Spanner appears to strike a nice middle ground.

hellooo · on Sept 16, 2012

Is spanner written in cc or java?

kaib · on Sept 16, 2012

moondowner · on Sept 15, 2012

Another research publcation from Google that's more-than-worth reading.

These just pile up, I must find time and get my hands on them...

sudhirj · on Sept 16, 2012

This looks like the High-Replicaiton datastore which is now the default in App Engine - Paxos replication, a choice between strong and eventual consistency and tablet sharding. Interesting that they've already built it and it's available for everyone to use.

tete · on Sept 16, 2012

Fun fact: Spanner means voyeur in German slang.

Anyway, looks like a very exciting project. One could come up with so many applications.

kleiba · on Sept 16, 2012

Interestingly, "Spanner" is German for "voyeur". Coming from Google it's almost kind of ironic.

dmayle · on Sept 16, 2012

Even more interesting, "Spanner" is English for "something that spans", as in a database spanning the world.

Maybe it's a bit snarky, but I really don't see how you can read into something like that. It reminds me of the following Jack Handy quote:

Maybe in order to understand mankind, we have to look at the word itself: "Mankind". Basically, it's made up of two separate words - "mank" and "ind". What do these words mean? It's a mystery, and that's why so is mankind. - Jack Handy

huxley · on Sept 16, 2012

A spanner is also British English for what North Americans call a wrench.

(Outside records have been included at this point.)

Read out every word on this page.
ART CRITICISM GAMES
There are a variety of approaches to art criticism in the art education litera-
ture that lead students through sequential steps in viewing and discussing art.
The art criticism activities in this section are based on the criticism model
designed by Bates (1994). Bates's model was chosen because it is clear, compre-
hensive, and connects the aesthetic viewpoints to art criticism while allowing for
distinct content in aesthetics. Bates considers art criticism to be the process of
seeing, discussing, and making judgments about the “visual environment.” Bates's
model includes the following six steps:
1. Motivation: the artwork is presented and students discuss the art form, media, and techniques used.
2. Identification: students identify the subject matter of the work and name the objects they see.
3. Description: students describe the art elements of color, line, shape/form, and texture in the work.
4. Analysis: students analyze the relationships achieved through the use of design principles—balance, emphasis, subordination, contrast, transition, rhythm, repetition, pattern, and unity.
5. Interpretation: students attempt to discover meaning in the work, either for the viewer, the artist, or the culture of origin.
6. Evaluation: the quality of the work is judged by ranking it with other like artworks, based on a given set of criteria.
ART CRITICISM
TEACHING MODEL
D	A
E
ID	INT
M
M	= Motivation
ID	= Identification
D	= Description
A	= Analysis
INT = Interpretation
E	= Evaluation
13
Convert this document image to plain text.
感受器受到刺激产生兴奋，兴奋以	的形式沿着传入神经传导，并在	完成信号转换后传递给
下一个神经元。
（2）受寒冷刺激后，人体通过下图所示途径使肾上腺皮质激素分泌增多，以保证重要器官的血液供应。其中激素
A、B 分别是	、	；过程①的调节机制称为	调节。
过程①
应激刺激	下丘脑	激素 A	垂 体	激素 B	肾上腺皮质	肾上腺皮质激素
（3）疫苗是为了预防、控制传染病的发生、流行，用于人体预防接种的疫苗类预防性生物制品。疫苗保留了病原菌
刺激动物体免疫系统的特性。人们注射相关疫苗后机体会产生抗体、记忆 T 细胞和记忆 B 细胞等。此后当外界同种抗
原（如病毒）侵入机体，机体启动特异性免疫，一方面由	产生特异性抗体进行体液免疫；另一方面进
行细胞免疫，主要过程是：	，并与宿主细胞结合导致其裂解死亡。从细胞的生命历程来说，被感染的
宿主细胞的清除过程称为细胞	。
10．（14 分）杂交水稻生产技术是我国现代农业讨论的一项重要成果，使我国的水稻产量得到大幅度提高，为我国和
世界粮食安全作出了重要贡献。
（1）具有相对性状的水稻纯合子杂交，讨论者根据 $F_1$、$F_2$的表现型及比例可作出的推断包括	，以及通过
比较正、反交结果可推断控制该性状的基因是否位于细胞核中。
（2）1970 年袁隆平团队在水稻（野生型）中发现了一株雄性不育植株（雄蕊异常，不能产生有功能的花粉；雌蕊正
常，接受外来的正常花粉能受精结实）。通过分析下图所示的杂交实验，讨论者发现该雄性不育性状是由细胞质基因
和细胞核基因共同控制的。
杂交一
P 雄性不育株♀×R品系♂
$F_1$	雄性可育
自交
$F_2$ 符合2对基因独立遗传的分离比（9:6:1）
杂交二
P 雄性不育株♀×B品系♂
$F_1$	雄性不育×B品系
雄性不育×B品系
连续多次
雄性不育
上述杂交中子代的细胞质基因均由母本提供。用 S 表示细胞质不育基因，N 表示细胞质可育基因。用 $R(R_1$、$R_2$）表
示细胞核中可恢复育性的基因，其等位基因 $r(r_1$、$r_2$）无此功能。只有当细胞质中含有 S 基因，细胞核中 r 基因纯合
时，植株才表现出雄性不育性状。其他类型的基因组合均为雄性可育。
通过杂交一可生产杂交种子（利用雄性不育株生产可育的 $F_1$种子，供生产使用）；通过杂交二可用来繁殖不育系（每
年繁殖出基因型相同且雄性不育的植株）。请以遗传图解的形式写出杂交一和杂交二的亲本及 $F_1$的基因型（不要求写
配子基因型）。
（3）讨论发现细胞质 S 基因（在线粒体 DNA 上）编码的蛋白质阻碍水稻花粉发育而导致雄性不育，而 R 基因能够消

regularfry · on Sept 16, 2012

Also, colloquially, for an idiot.

pwpwp · on Sept 15, 2012

Transactions don't scale. They really need to use NoSQL.

Evbn · on Sept 15, 2012

Did you read the first page? BigTable has no trnsanctions, and scales, but is a pain for apps that need consistency. Spanner adds transactions for apps that need it, at scale, charging a tax in the form of latency.

Using two different clock technogies per node (GPS and atomic!) and light speed networking helps make this manageable.

Fault-tolerant time!

zaphar · on Sept 15, 2012

We read about this at work at google a few months ago in a reading group. (perks of the job) And we spent almost the entire time talking about the timestamps. It is perhaps the most important piece of this paper. Fault tolerant time is right.

tonyarkles · on Sept 16, 2012

Yeah, I've been doing research in distributed systems and the timestamp part of this paper is incredibly interesting to me. It's awesome that I might actually get to cite something more recent than Lamport.